Sight Commerce was launched in 2013, based on the premise that compelling visual imagery can significantly improve conversion and sales for online retailers. Using sophisticated computer vision and machine learning algorithms, Sight Commerce overlays and showcase products (cosmetics, clothing, etc.) on models without needing to shoot photographs of each model-plus-product combination. Costumers include Lancôme, Estée Lauder, Bloomingdales, and Macy's.

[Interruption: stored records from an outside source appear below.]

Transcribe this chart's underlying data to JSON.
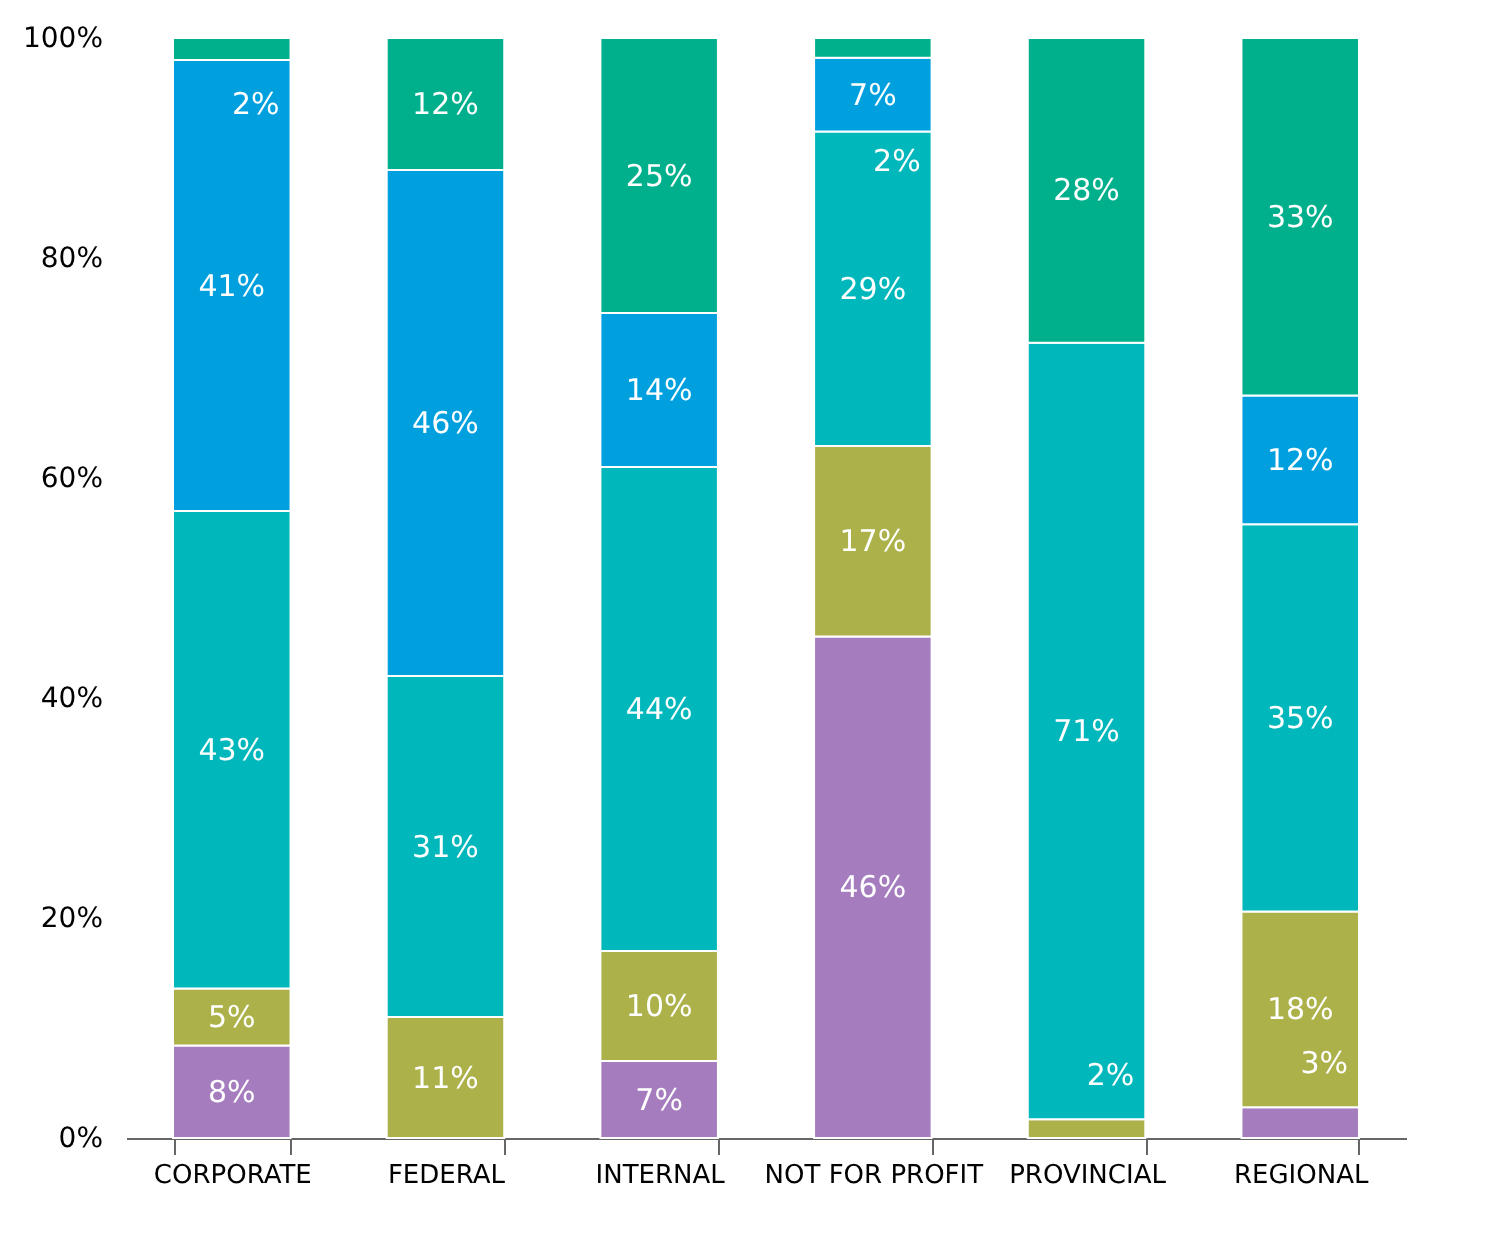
{
  "chart_data": {
    "type": "bar",
    "stacked": true,
    "categories": [
      "CORPORATE",
      "FEDERAL",
      "INTERNAL",
      "NOT FOR PROFIT",
      "PROVINCIAL",
      "REGIONAL"
    ],
    "series": [
      {
        "color": "#a57dbf",
        "values": [
          8.4,
          null,
          7,
          45.6,
          null,
          2.8
        ],
        "value_labels": [
          "8%",
          null,
          "7%",
          "46%",
          null,
          "3%"
        ]
      },
      {
        "color": "#acb14a",
        "values": [
          5.2,
          11,
          10,
          17.3,
          1.7,
          17.8
        ],
        "value_labels": [
          "5%",
          "11%",
          "10%",
          "17%",
          "2%",
          "18%"
        ]
      },
      {
        "color": "#00b8bc",
        "values": [
          43.4,
          31,
          44,
          28.6,
          70.6,
          35.2
        ],
        "value_labels": [
          "43%",
          "31%",
          "44%",
          "29%",
          "71%",
          "35%"
        ]
      },
      {
        "color": "#00a0df",
        "values": [
          41,
          46,
          14,
          6.7,
          null,
          11.7
        ],
        "value_labels": [
          "41%",
          "46%",
          "14%",
          "7%",
          null,
          "12%"
        ]
      },
      {
        "color": "#00b08c",
        "values": [
          2,
          12,
          25,
          1.8,
          27.7,
          32.5
        ],
        "value_labels": [
          "2%",
          "12%",
          "25%",
          "2%",
          "28%",
          "33%"
        ]
      }
    ],
    "ylim": [
      0,
      100
    ],
    "yticks": [
      {
        "value": 0,
        "label": "0%"
      },
      {
        "value": 20,
        "label": "20%"
      },
      {
        "value": 40,
        "label": "40%"
      },
      {
        "value": 60,
        "label": "60%"
      },
      {
        "value": 80,
        "label": "80%"
      },
      {
        "value": 100,
        "label": "100%"
      }
    ],
    "grid": false,
    "legend": false
  }
}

Unlike the consumer-facing products we built at TAAZ, our products at Sight Commerce are built for retailers and cosmetic brands to help them increase shop-to-sales conversions via the use of compelling visual imagery. We generate hundreds of millions of images each month to help retailers inspire consumers, understand consumers' shopping preferences, and increase sales by building confidence in the consumers' purchase decisions.

What was your motivation for creating, and what is your aspiration for, the Learn OpenCV website?

Learn OpenCV is a personal side project I started in late Jan 2015; I publish design examples and tutorials for those interested in learning how to use the OpenCV library. Learn OpenCV was born purely out of my desire to help beginners in the crafts of computer vision and machine learning. When my son was learning how to talk, I realized the powerful potential of learning via examples. Imagine trying to teach the rules of grammar first, only showing examples later: a child would never learn to communicate!

In my blog, I usually present a compelling example that tickles the imagination. I follow it by showing the reader how to reproduce my results. Finally, I point them to the theory behind the example. In the long run, I hope to teach people the art of learning quickly, along with the joy and satisfaction of outstanding craftsmanship.

What thoughts do you have about the Embedded Vision Alliance and about its belief that computer vision has now become a mainstream, broadly adopted technology?

I think that the Embedded Vision Alliance is a great initiative, and that computer vision has definitely become mainstream. A very good sign of the broadening adoption of practical computer vision technologies is the fact that programmers with no background in computer vision or machine learning are using libraries like OpenCV and Caffe in order to build interesting software.

What other thoughts do you have that you'd like to share with Alliance website visitors?

Great progress is now being made in the fields of computer vision and machine learning. Join hands and build something wonderful!